Show me some sample numbers!(Click the image to see more details)
The above image assumes you have an investment strategy of investing 15% of your gross annual earnings. It also assumes you can generate 15% return. Further, it assumes you are able to grow your earnings by 4% a year (ie, get a raise).
Over the course of the 31 years (above), a total of $143 861.41 was invested but in the end you have nearly $3 000 000!
I’ve made this excel spreadsheet available here. Simply substitute your own values into the maroon fields (Salary, Invested, Return) and see how you can customize your own plan!
Remember, you don’t need to invest into a stock market to get returns. In fact, one of the best ways to generate a 15% return is to invest in a side business. Not only will doing something you enjoy help you attain a 15% return with a lot more ease, it can also supplement your annual earnings—the beauty is you can start small. With the chart above, you need to attain 15% on $4.5k. That is, you need to make $675.00 and you have $4500 to help you do it.

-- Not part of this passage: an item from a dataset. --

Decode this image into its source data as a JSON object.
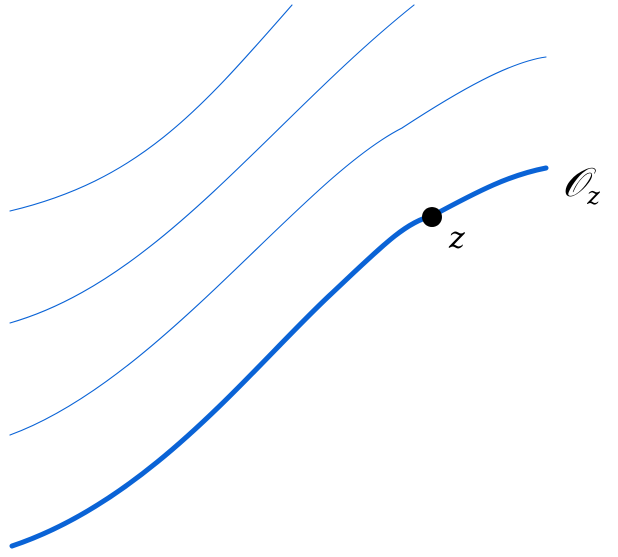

The most important part of compounding money is TIME. It is essential that you begin today because in later years your money will grow very rapidly. Don’t wait till you’re 60 to enjoy it. Start an aggressive plan when you’re in your 20s and you can retire rich in your 40s.
This strategy holds true even if you have debt. Again, time is on your side, but only if you take advantage of it and compound those dollars. I like to use the following strategy for putting money away and investing:
- Pay your rent/mortage. This needs to be paid first or else you won’t have a roof over your head. Enough said.
- Pay yourself next. This is done by investing for your future. Paying yourself second leaves no excuse to not invest.
- Pay your debts. By paying your debts right before your spending, you’ll want to reduce the debt more by reducing the spending. Investing stays out of the picture and you will grow to despise debt even more.
- Pay for the present, fun, shopping, etc.
You must begin investing now. It is essential to begin building the habit of investing.
Of course, this was a very simple post but I hope that you are convinced that saving a measly amount of money every month is a great idea. The benefits far outweigh the ability to immediately consume. If you haven’t started an investment plan, I hope you’re motivated now and will begin with the very next paycheck.